Les femmes n'ont pas la possession des richesses. En dépit du droit des femmes de posséder et d'hériter des propriétés de leurs familles, peu de femmes ont l'accès et le contrôle de ces ressources[1].
Autres éléments
Code vestimentaire
Le Pakistan n'a pas de loi obligeant un quelconque vêtement pour les femmes, mais très peu ne portent aucun voile. Des sondages conduits au Pakistan montrent que la plupart des femmes qui portent le hijab déclarent en avoir fait le choix[39] - [40]. La plupart des femmes portent le salwar kameez, un ensemble formé d'une tunique et d'un pantalon ample qui couvre le corps, les jambes et les bras. Une écharpe relâchée (dupatta) est aussi portée autour des épaules, le haut du torse et la tête car montrer ses cheveux est considéré comme grossier et de mauvais goût. Les hommes ont un code vestimentaire similaire, mais seules les femmes sont censées porter le voile en public[41] - [42]. Le hijab et la burqa sont surtout portés dans les milieux les plus conservateurs.
RĂ´le du genre
Le Pakistan est une société patriarcale où les hommes sont les figures principales de l'autorité et les femmes sont subordonnées[43]. Le genre est l'une des bases de l'organisation sociale du Pakistan. Les valeurs patriarcales présentes dans les traditions locales, religieuses et culturelles prédéterminent la valeur sociale du genre. L'islam influence lourdement les rôles de chaque genre en particulier. Une division artificielle entre production et reproduction, créée par l'idéologie de la division sexuelle du travail, ont placé la femme dans un rôle reproductif en tant que mères et femmes dans l'enceinte privée du foyer et les hommes dans le rôle de gagne-pain dans l'enceinte publique[44].

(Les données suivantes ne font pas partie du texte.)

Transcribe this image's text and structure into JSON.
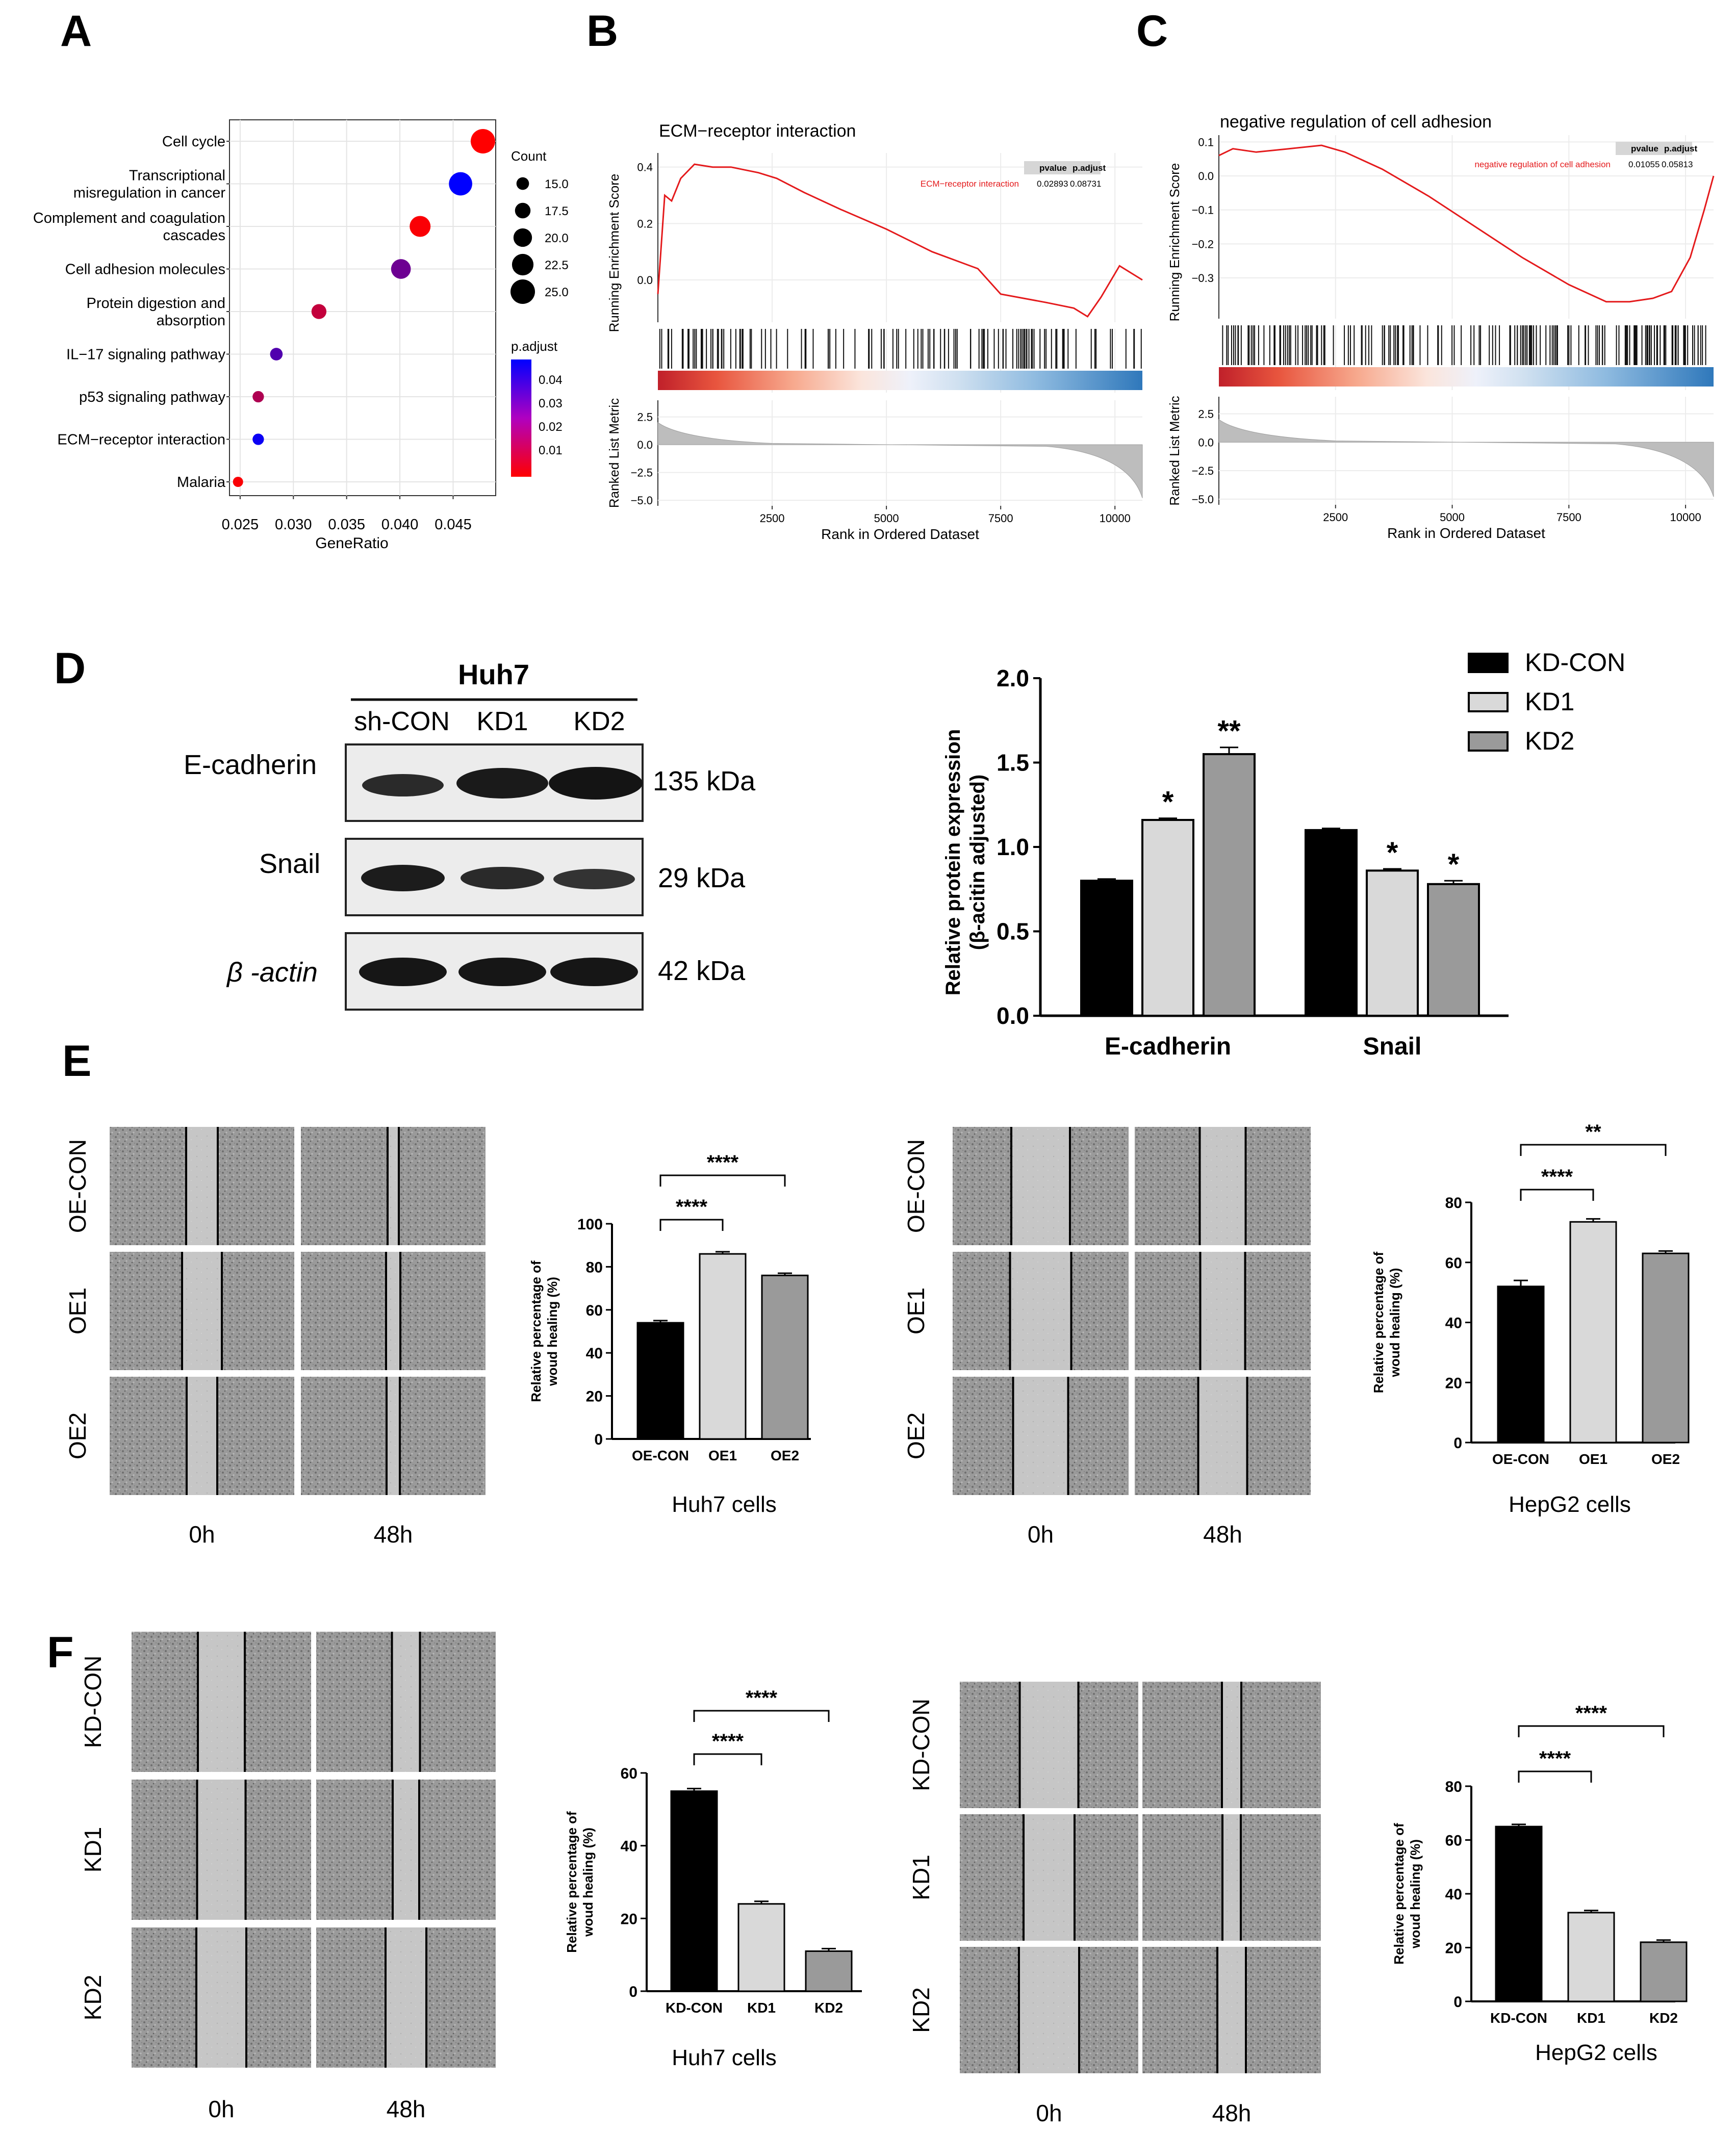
{
  "panel_letters": {
    "A": "A",
    "B": "B",
    "C": "C",
    "D": "D",
    "E": "E",
    "F": "F"
  },
  "colors": {
    "red": "#ff0000",
    "blue": "#0000ff",
    "gsea_line": "#e41a1c",
    "bar_black": "#000000",
    "bar_light": "#d9d9d9",
    "bar_mid": "#9a9a9a"
  },
  "chart_data": [
    {
      "id": "A",
      "type": "scatter",
      "title": "",
      "categories": [
        "Cell cycle",
        "Transcriptional misregulation in cancer",
        "Complement and coagulation cascades",
        "Cell adhesion molecules",
        "Protein digestion and absorption",
        "IL−17 signaling pathway",
        "p53 signaling pathway",
        "ECM−receptor interaction",
        "Malaria"
      ],
      "category_lines": [
        [
          "Cell cycle"
        ],
        [
          "Transcriptional",
          "misregulation in cancer"
        ],
        [
          "Complement and coagulation",
          "cascades"
        ],
        [
          "Cell adhesion molecules"
        ],
        [
          "Protein digestion and",
          "absorption"
        ],
        [
          "IL−17 signaling pathway"
        ],
        [
          "p53 signaling pathway"
        ],
        [
          "ECM−receptor interaction"
        ],
        [
          "Malaria"
        ]
      ],
      "gene_ratio": [
        0.0478,
        0.0457,
        0.0419,
        0.0401,
        0.0324,
        0.0284,
        0.0267,
        0.0267,
        0.0248
      ],
      "count": [
        25,
        24,
        22,
        21,
        17,
        15,
        14,
        14,
        13
      ],
      "p_adjust": [
        0.001,
        0.048,
        0.002,
        0.028,
        0.012,
        0.033,
        0.016,
        0.046,
        0.002
      ],
      "xlabel": "GeneRatio",
      "xlim": [
        0.024,
        0.049
      ],
      "xticks": [
        "0.025",
        "0.030",
        "0.035",
        "0.040",
        "0.045"
      ],
      "size_legend": {
        "title": "Count",
        "values": [
          "15.0",
          "17.5",
          "20.0",
          "22.5",
          "25.0"
        ]
      },
      "color_legend": {
        "title": "p.adjust",
        "values": [
          "0.04",
          "0.03",
          "0.02",
          "0.01"
        ]
      }
    },
    {
      "id": "B",
      "type": "line",
      "title": "ECM−receptor interaction",
      "ylabel": "Running Enrichment Score",
      "yticks": [
        "0.4",
        "0.2",
        "0.0"
      ],
      "ylim": [
        -0.15,
        0.45
      ],
      "es_curve": [
        [
          0,
          -0.05
        ],
        [
          150,
          0.3
        ],
        [
          300,
          0.28
        ],
        [
          500,
          0.36
        ],
        [
          800,
          0.41
        ],
        [
          1200,
          0.4
        ],
        [
          1600,
          0.4
        ],
        [
          2200,
          0.38
        ],
        [
          2600,
          0.36
        ],
        [
          3200,
          0.31
        ],
        [
          4000,
          0.25
        ],
        [
          5000,
          0.18
        ],
        [
          6000,
          0.1
        ],
        [
          7000,
          0.04
        ],
        [
          7500,
          -0.05
        ],
        [
          8500,
          -0.08
        ],
        [
          9100,
          -0.1
        ],
        [
          9400,
          -0.13
        ],
        [
          9700,
          -0.06
        ],
        [
          10100,
          0.05
        ],
        [
          10600,
          0.0
        ]
      ],
      "table": {
        "headers": [
          "pvalue",
          "p.adjust"
        ],
        "row_label": "ECM−receptor interaction",
        "values": [
          "0.02893",
          "0.08731"
        ]
      },
      "metric_label": "Ranked List Metric",
      "metric_ticks": [
        "2.5",
        "0.0",
        "−2.5",
        "−5.0"
      ],
      "xlabel": "Rank in Ordered Dataset",
      "xticks": [
        "2500",
        "5000",
        "7500",
        "10000"
      ],
      "xlim": [
        0,
        10600
      ]
    },
    {
      "id": "C",
      "type": "line",
      "title": "negative regulation of cell adhesion",
      "ylabel": "Running Enrichment Score",
      "yticks": [
        "0.1",
        "0.0",
        "−0.1",
        "−0.2",
        "−0.3"
      ],
      "ylim": [
        -0.42,
        0.12
      ],
      "es_curve": [
        [
          0,
          0.06
        ],
        [
          300,
          0.08
        ],
        [
          800,
          0.07
        ],
        [
          1500,
          0.08
        ],
        [
          2200,
          0.09
        ],
        [
          2700,
          0.07
        ],
        [
          3500,
          0.02
        ],
        [
          4500,
          -0.06
        ],
        [
          5500,
          -0.15
        ],
        [
          6500,
          -0.24
        ],
        [
          7500,
          -0.32
        ],
        [
          8300,
          -0.37
        ],
        [
          8800,
          -0.37
        ],
        [
          9300,
          -0.36
        ],
        [
          9700,
          -0.34
        ],
        [
          10100,
          -0.24
        ],
        [
          10400,
          -0.1
        ],
        [
          10600,
          0.0
        ]
      ],
      "table": {
        "headers": [
          "pvalue",
          "p.adjust"
        ],
        "row_label": "negative regulation of cell adhesion",
        "values": [
          "0.01055",
          "0.05813"
        ]
      },
      "metric_label": "Ranked List Metric",
      "metric_ticks": [
        "2.5",
        "0.0",
        "−2.5",
        "−5.0"
      ],
      "xlabel": "Rank in Ordered Dataset",
      "xticks": [
        "2500",
        "5000",
        "7500",
        "10000"
      ],
      "xlim": [
        0,
        10600
      ]
    },
    {
      "id": "D",
      "type": "bar",
      "categories": [
        "E-cadherin",
        "Snail"
      ],
      "series": [
        {
          "name": "KD-CON",
          "values": [
            0.8,
            1.1
          ],
          "errors": [
            0.01,
            0.01
          ],
          "sig": [
            "",
            ""
          ]
        },
        {
          "name": "KD1",
          "values": [
            1.16,
            0.86
          ],
          "errors": [
            0.01,
            0.01
          ],
          "sig": [
            "*",
            "*"
          ]
        },
        {
          "name": "KD2",
          "values": [
            1.55,
            0.78
          ],
          "errors": [
            0.04,
            0.02
          ],
          "sig": [
            "**",
            "*"
          ]
        }
      ],
      "ylabel_lines": [
        "Relative protein expression",
        "(β-acitin adjusted)"
      ],
      "ylim": [
        0,
        2.0
      ],
      "yticks": [
        "0.0",
        "0.5",
        "1.0",
        "1.5",
        "2.0"
      ]
    },
    {
      "id": "E1",
      "type": "bar",
      "categories": [
        "OE-CON",
        "OE1",
        "OE2"
      ],
      "values": [
        54,
        86,
        76
      ],
      "errors": [
        1,
        1,
        1
      ],
      "ylim": [
        0,
        100
      ],
      "yticks": [
        "0",
        "20",
        "40",
        "60",
        "80",
        "100"
      ],
      "ylabel_lines": [
        "Relative percentage of",
        "woud healing (%)"
      ],
      "comparisons": [
        {
          "from": 0,
          "to": 1,
          "label": "****"
        },
        {
          "from": 0,
          "to": 2,
          "label": "****"
        }
      ],
      "caption": "Huh7 cells"
    },
    {
      "id": "E2",
      "type": "bar",
      "categories": [
        "OE-CON",
        "OE1",
        "OE2"
      ],
      "values": [
        52,
        73.5,
        63
      ],
      "errors": [
        2,
        1,
        0.8
      ],
      "ylim": [
        0,
        80
      ],
      "yticks": [
        "0",
        "20",
        "40",
        "60",
        "80"
      ],
      "ylabel_lines": [
        "Relative percentage of",
        "woud healing (%)"
      ],
      "comparisons": [
        {
          "from": 0,
          "to": 1,
          "label": "****"
        },
        {
          "from": 0,
          "to": 2,
          "label": "**"
        }
      ],
      "caption": "HepG2 cells"
    },
    {
      "id": "F1",
      "type": "bar",
      "categories": [
        "KD-CON",
        "KD1",
        "KD2"
      ],
      "values": [
        55,
        24,
        11
      ],
      "errors": [
        0.7,
        0.7,
        0.7
      ],
      "ylim": [
        0,
        60
      ],
      "yticks": [
        "0",
        "20",
        "40",
        "60"
      ],
      "ylabel_lines": [
        "Relative percentage of",
        "woud healing (%)"
      ],
      "comparisons": [
        {
          "from": 0,
          "to": 1,
          "label": "****"
        },
        {
          "from": 0,
          "to": 2,
          "label": "****"
        }
      ],
      "caption": "Huh7 cells"
    },
    {
      "id": "F2",
      "type": "bar",
      "categories": [
        "KD-CON",
        "KD1",
        "KD2"
      ],
      "values": [
        65,
        33,
        22
      ],
      "errors": [
        0.8,
        0.8,
        0.8
      ],
      "ylim": [
        0,
        80
      ],
      "yticks": [
        "0",
        "20",
        "40",
        "60",
        "80"
      ],
      "ylabel_lines": [
        "Relative percentage of",
        "woud healing (%)"
      ],
      "comparisons": [
        {
          "from": 0,
          "to": 1,
          "label": "****"
        },
        {
          "from": 0,
          "to": 2,
          "label": "****"
        }
      ],
      "caption": "HepG2 cells"
    }
  ],
  "western_blot": {
    "cell_line": "Huh7",
    "lanes": [
      "sh-CON",
      "KD1",
      "KD2"
    ],
    "proteins": [
      "E-cadherin",
      "Snail",
      "β -actin"
    ],
    "sizes": [
      "135 kDa",
      "29 kDa",
      "42 kDa"
    ]
  },
  "wound_E": {
    "rows": [
      "OE-CON",
      "OE1",
      "OE2"
    ],
    "times": [
      "0h",
      "48h"
    ]
  },
  "wound_F": {
    "rows": [
      "KD-CON",
      "KD1",
      "KD2"
    ],
    "times": [
      "0h",
      "48h"
    ]
  }
}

Selon les standards pakistanais, la femme « idéale » peut être éduquée ou non et est censée être généreuse, calme, tolérante, empathique, sur laquelle on peut compter, capable d'organiser, de coordonner et maintenir l'hospitalité au sein de la maison et de garder de bonnes relations. Elles sont censées également faire les corvées, prendre soin des enfants, maris et parents et, si nécessaire, fournir au foyer un revenu externe[43]. Aussi, on attend d'elles de se marier à un homme du choix des parents, de suivre le code vestimentaire de l'islam[45] et de sacrifier leurs propres rêves[46].
Femmes célèbres
- Benazir Bhutto, femme politique ;
- Qandeel Baloch, blogueuse ;
- Ayesha Farooq, pilote de chasse ;
- Malala Yousafzai, écolière et militante des droits des femmes, Prix Nobel de la paix en 2014 ;
- Shehla Zia, avocate militante des droits des femmes au Pakistan ;
- Nighat Dad, avocate et militante féministe.